Adam: I think she was far more mature character, and that is why at the end they don’t get together, because there is no way that relationship works. But I think she certainly saw something in him – her scars, her pain was more hidden whereas he is just completely a social outcast. But absolutely there is a kinship there, and I think that when she saw strength in him at the end, whenever he keeps getting up and he is just displaying this strength not in aggression but it is in his ability to keep getting up, I think that is what compelled her, gave her hope, is the recognition of a kindred spirit.

What kind of filmmakers did you look to for, when working especially on this film, what other filmmakers, other movies do you look at to pull inspiration from?

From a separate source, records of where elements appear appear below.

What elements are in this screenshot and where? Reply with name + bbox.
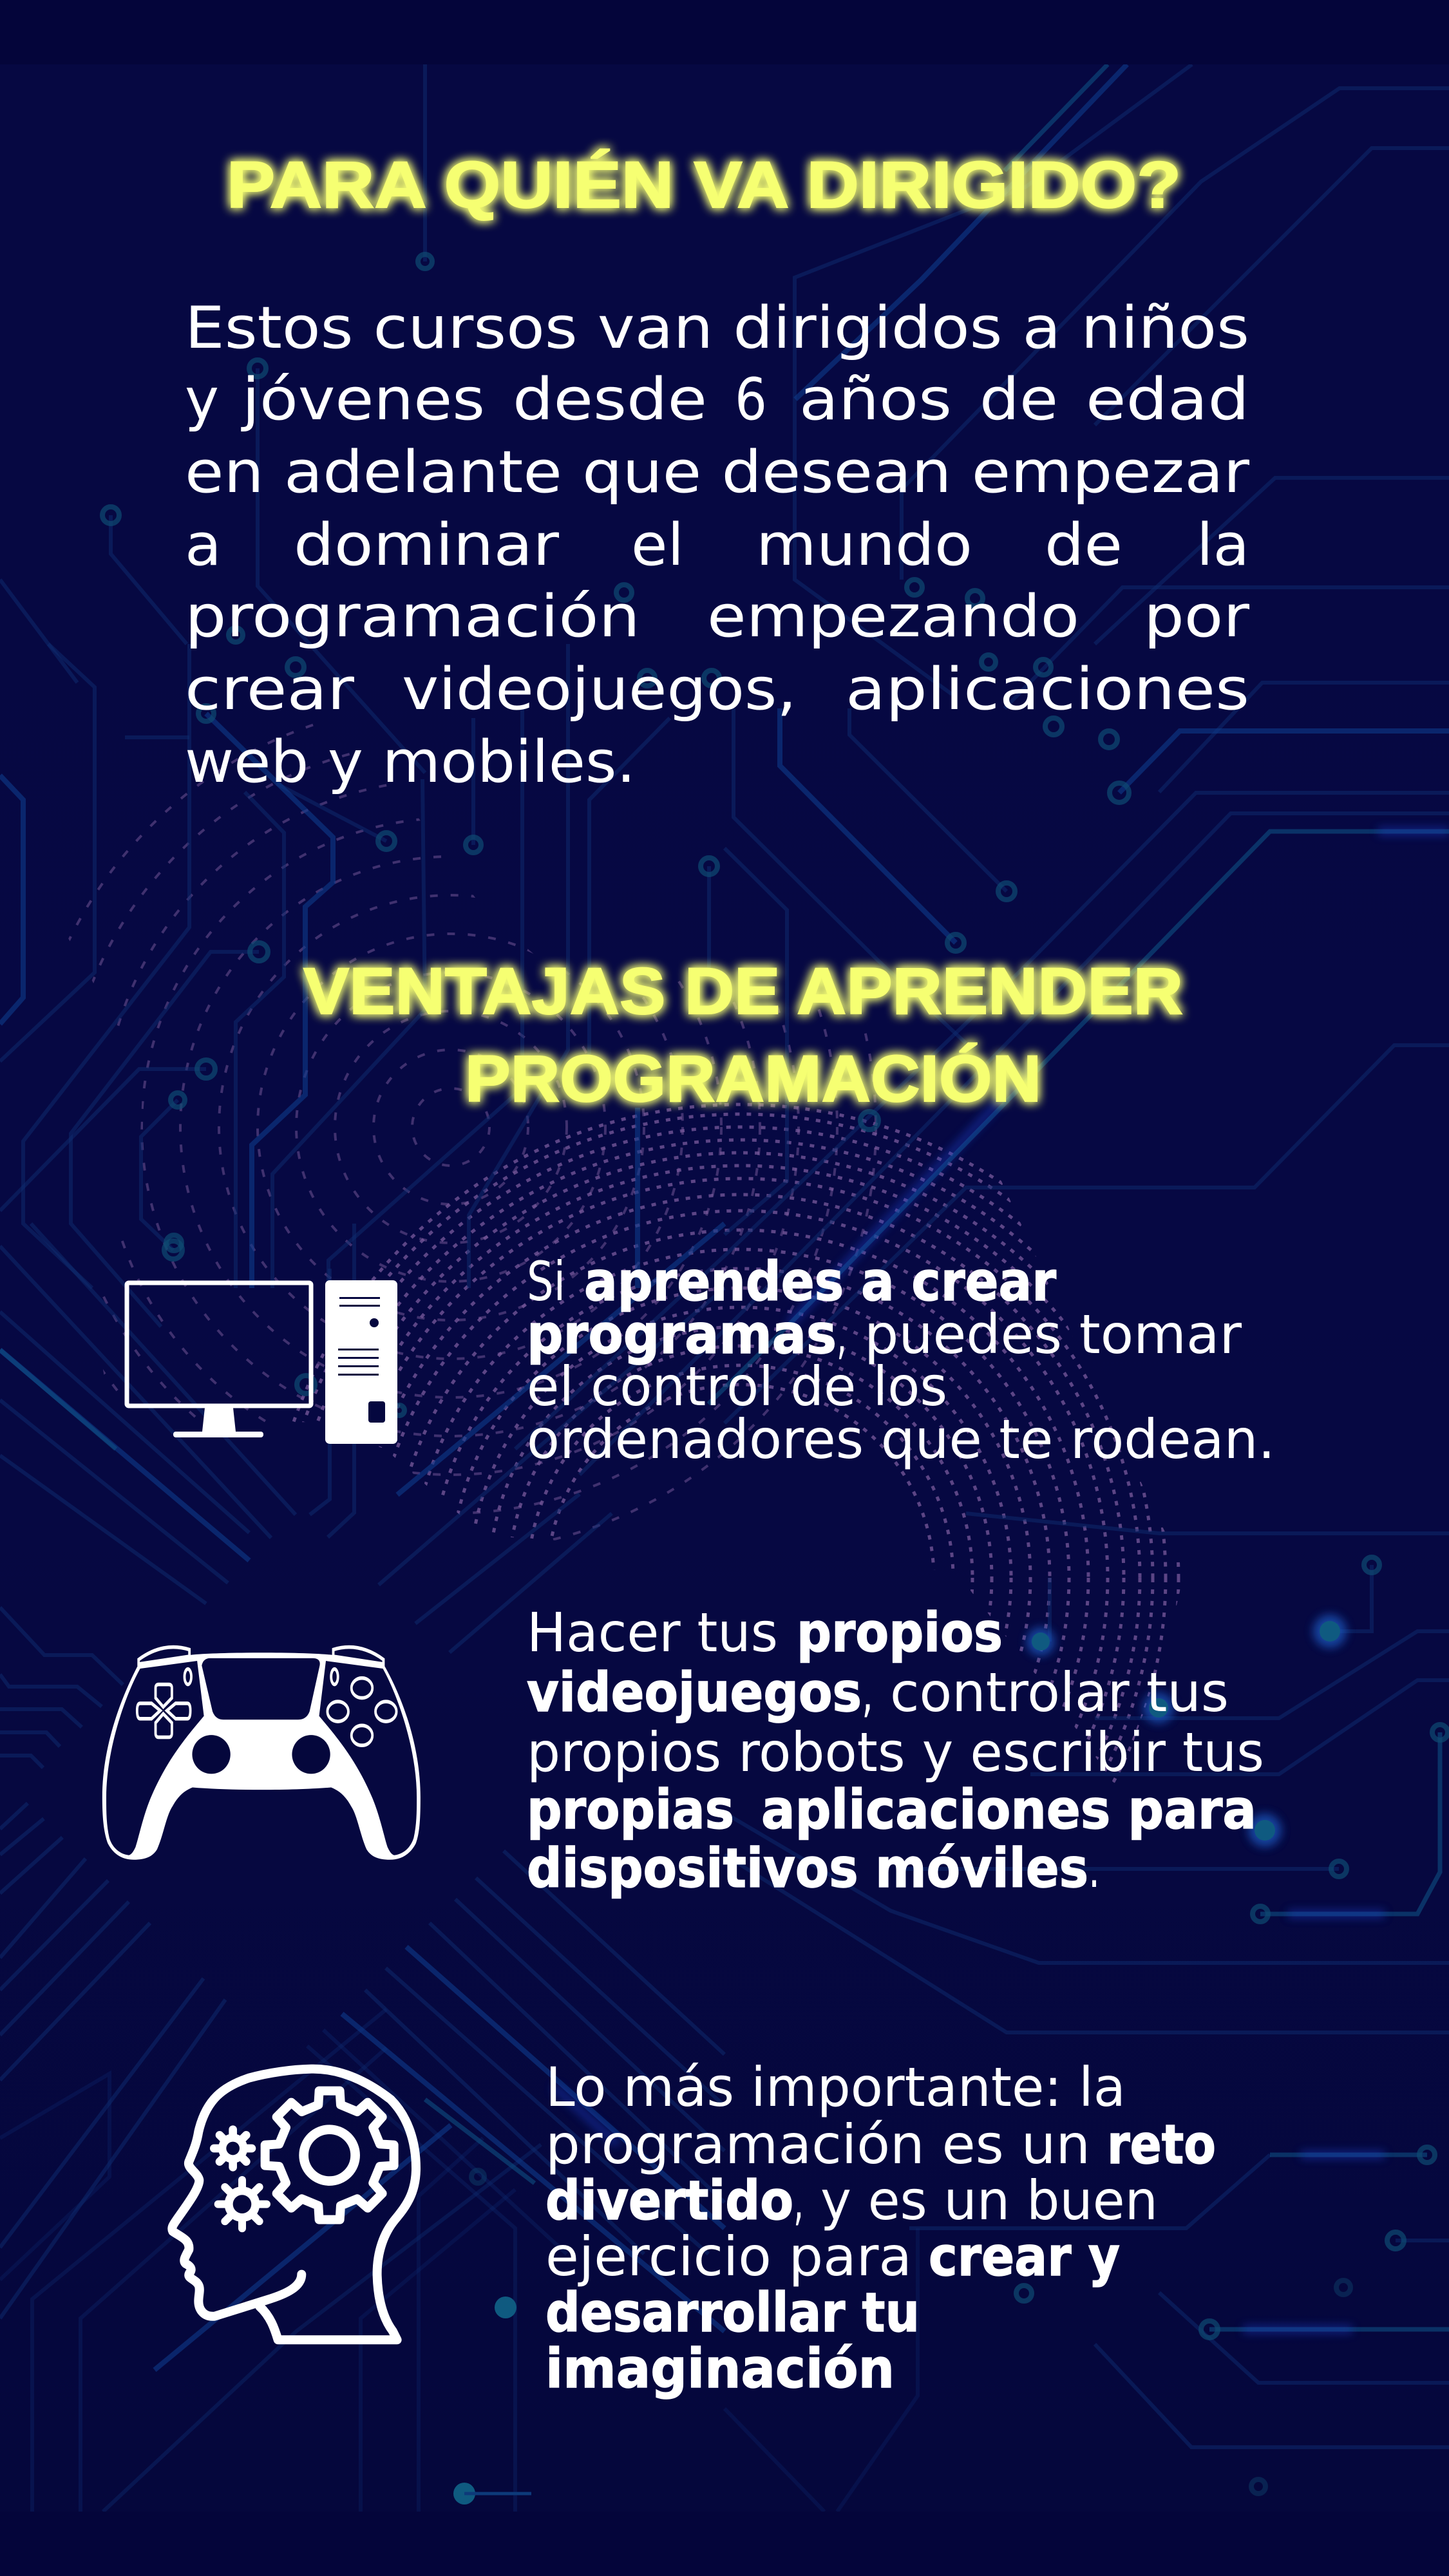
glowing dots <box>1027 1615 1347 1847</box>
intro paragraph: a <box>185 511 222 579</box>
intro paragraph: la <box>1197 511 1249 579</box>
intro paragraph: 6 <box>735 366 767 433</box>
intro paragraph: en adelante que desean empezar <box>185 439 1249 506</box>
text: hacer videojuegos: , <box>862 1661 873 1724</box>
heading: ventajas de aprender programación: VENTAJAS DE APRENDER <box>303 954 1183 1028</box>
text: hacer videojuegos: Hacer tus <box>527 1601 778 1664</box>
diagonal fall <box>307 2046 515 2512</box>
intro paragraph: empezando <box>707 583 1079 650</box>
text: hacer videojuegos: . <box>1088 1837 1100 1900</box>
text: reto divertido: desarrollar tu <box>545 2281 920 2344</box>
text: hacer videojuegos: propios <box>797 1601 1003 1664</box>
intro paragraph: años <box>799 366 952 433</box>
text: hacer videojuegos: controlar tus <box>890 1661 1229 1724</box>
intro paragraph: de <box>980 366 1058 433</box>
text: hacer videojuegos: propios robots y escribir tus <box>527 1721 1264 1784</box>
text: crear programas: , <box>837 1303 847 1366</box>
icon: head with gears <box>172 2069 416 2340</box>
text: reto divertido <box>545 2056 1216 2400</box>
intro paragraph: desde <box>513 366 707 433</box>
title: para quién va dirigido: PARA QUIÉN VA DIRIGIDO? <box>227 148 1181 222</box>
intro paragraph: dominar <box>294 511 559 579</box>
heading: ventajas de aprender programación <box>303 954 1183 1115</box>
intro paragraph: edad <box>1086 366 1249 433</box>
text: crear programas: Si <box>527 1250 565 1313</box>
intro paragraph: videojuegos, <box>402 656 797 723</box>
intro paragraph: mundo <box>756 511 972 579</box>
text: reto divertido: crear y <box>929 2225 1120 2288</box>
intro paragraph: el <box>631 511 684 579</box>
intro paragraph: web y mobiles. <box>185 728 636 796</box>
text: hacer videojuegos: videojuegos <box>527 1661 862 1724</box>
text: crear programas: aprendes a crear <box>584 1250 1057 1313</box>
text: reto divertido: Lo más importante: la <box>545 2056 1126 2119</box>
lower left <box>31 1224 296 1515</box>
intro paragraph: aplicaciones <box>846 656 1249 723</box>
intro paragraph <box>185 294 1249 796</box>
text: hacer videojuegos: dispositivos móviles <box>527 1837 1088 1900</box>
dotted head silhouette <box>68 724 1180 1783</box>
text: hacer videojuegos: aplicaciones para <box>761 1778 1256 1841</box>
text: reto divertido: y es un buen <box>820 2169 1158 2232</box>
text: hacer videojuegos <box>527 1601 1264 1900</box>
text: reto divertido: imaginación <box>545 2337 895 2400</box>
text: reto divertido: programación es un <box>545 2113 1090 2176</box>
text: crear programas: ordenadores que te rodean. <box>527 1408 1275 1471</box>
icon: game controller <box>102 1647 421 1860</box>
text: crear programas: el control de los <box>527 1355 947 1418</box>
text: reto divertido: divertido <box>545 2169 793 2232</box>
intro paragraph: de <box>1045 511 1122 579</box>
intro paragraph: crear <box>185 656 354 723</box>
text: reto divertido: reto <box>1107 2113 1216 2176</box>
text: hacer videojuegos: propias <box>527 1778 734 1841</box>
intro paragraph: y <box>185 366 219 433</box>
text: crear programas <box>527 1250 1275 1471</box>
icon: desktop computer <box>127 1280 397 1444</box>
intro paragraph: jóvenes <box>241 366 485 433</box>
text: reto divertido: ejercicio para <box>545 2225 912 2288</box>
heading: ventajas de aprender programación: PROGRAMACIÓN <box>465 1042 1041 1115</box>
intro paragraph: por <box>1144 583 1249 650</box>
text: crear programas: puedes tomar <box>864 1303 1242 1366</box>
intro paragraph: Estos cursos van dirigidos a niños <box>185 294 1249 362</box>
text: reto divertido: , <box>793 2169 804 2232</box>
intro paragraph: programación <box>185 583 640 650</box>
top traces <box>423 64 427 261</box>
text: crear programas: programas <box>527 1303 837 1366</box>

Adam: You know, I am a big fan of Ed Burns and The Brothers McMullen. He has kind of gone back, after kind of being big time, and he is making small films again. I think I could look at Christopher Nolen all day long, there is no way we are going to be able to do what Christopher Nolen does, but looking at Ed Burns, guys like that who shoot these smaller movies, especially back like in the 90s, these talky sort of movies, relationship movies, and trying to see how they set up their shots with no money and how they told their story, I mean that is really what we looked at. I looked at a bunch of action films, and how can we make these punches look mean. I see a lot of independent movies, and some of them can really pull off fighting but most of them really don’t because they are very stale and they are very choreographed. We were lucky to have Kenny, who is a very physical guy, and we had guys that just wanted to get out and play.  It was a matter of going over with Jason, setting up our shots, and looking at pretty much every action movie that we could get our hands on.